I slowly turned to look at her. For three years, I had prepared her heart medicine every month. I had paid for it when the Reed accounts were empty. She called me daughter in front of the pack when she needed my care. Now, when my palm was scraped raw from the journey and my leg was bleeding through my pants, she told me to be generous.
Alexander stepped toward me. “Don’t make this ugly.”
“It became ugly when you asked me to give your life-saving cure to another woman.”
His eyes flashed. “Don’t twist this. Victoria is not just another woman.”
The hall went even quieter.
My wolf lowered her head inside me, wounded and silent.
Victoria’s fingers curled into Alexander’s shirt. She was close enough that her lips nearly brushed his collarbone when she whispered, “I’m sorry. I shouldn’t have come back.”
Alexander looked down at her, and the anger in his face softened.
That was when I understood. He had already chosen. He had chosen before I entered the hall. This conversation was never about asking me. It was about making me surrender quietly.
I held the case tighter. “If you take this cure from me, Alexander, you face the Blood Moon without my blood therapy.”
His gaze turned cold. “Stop using the mate bond to threaten me.”
“I’m warning you.”
“No,” he said. “You’re trying to prove I can’t live without you.”
Then he reached for the case.
I stepped back, but my injured leg buckled.

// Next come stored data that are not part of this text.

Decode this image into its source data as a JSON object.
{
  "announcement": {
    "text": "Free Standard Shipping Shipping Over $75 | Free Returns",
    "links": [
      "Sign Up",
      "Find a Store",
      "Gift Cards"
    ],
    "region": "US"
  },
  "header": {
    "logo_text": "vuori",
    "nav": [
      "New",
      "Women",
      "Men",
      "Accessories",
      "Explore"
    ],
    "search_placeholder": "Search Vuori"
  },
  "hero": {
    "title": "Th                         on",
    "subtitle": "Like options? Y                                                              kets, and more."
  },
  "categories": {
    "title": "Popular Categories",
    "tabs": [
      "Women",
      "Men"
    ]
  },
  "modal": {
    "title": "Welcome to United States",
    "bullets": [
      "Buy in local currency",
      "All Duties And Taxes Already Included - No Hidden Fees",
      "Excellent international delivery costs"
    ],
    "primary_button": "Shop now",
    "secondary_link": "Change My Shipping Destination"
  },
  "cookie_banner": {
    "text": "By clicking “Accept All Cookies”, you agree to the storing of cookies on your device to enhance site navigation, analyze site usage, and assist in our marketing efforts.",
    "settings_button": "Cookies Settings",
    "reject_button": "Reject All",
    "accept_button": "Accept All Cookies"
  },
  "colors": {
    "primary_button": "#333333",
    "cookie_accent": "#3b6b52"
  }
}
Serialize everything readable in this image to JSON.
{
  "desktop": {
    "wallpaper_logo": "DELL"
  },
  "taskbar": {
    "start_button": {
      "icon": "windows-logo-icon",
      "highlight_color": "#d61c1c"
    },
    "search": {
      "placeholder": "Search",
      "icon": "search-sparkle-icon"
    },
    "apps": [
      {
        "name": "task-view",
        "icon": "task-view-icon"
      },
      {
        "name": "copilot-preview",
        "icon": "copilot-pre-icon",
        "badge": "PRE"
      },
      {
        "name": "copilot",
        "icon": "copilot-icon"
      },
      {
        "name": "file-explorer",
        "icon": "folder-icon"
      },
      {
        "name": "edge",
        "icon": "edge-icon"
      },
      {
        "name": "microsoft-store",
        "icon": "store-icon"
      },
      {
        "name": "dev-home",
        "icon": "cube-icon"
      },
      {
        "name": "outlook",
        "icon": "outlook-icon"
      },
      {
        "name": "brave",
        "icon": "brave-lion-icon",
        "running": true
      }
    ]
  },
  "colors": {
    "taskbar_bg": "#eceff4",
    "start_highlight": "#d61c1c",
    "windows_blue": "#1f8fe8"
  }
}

Alexander caught the case and pulled. The silver clasp sliced across my palm, sharp enough to split skin. Pain flared white-hot. Blood ran down my fingers and dripped onto the floor between us.
Alexander got the case.
He did not look at my hand.
He opened it, took out the silver-blue vial, and turned to Victoria. His focus narrowed to her completely, as if my blood on the floor was nothing more than spilled wine.
“Drink,” he said gently.
Victoria let him hold the vial to her lips. She did not take it from him. She drank from his hand, her mouth brushing his fingers once, then again, slow enough that my wolf noticed. When she finished, she leaned into him with a soft gasp, one hand sliding over his chest as if she needed to feel his heartbeat.
Alexander lowered his head. “Better?”
Victoria nodded, breathless. “Better.” Then she looked at me from beneath wet lashes. “Thank you, Alexander. I knew you wouldn’t abandon me.”
The words struck me harder than the cut on my hand.
He had once said almost the same thing to me. Only you won’t abandon me. I had built three years of loyalty on that sentence.
Now I realized it had never been sacred. It was only something he said to whichever woman needed saving in front of him.
Alexander finally glanced at my hand. For half a second, something like guilt crossed his face, but it vanished quickly. “When Victoria is stable, I’ll have someone treat that.”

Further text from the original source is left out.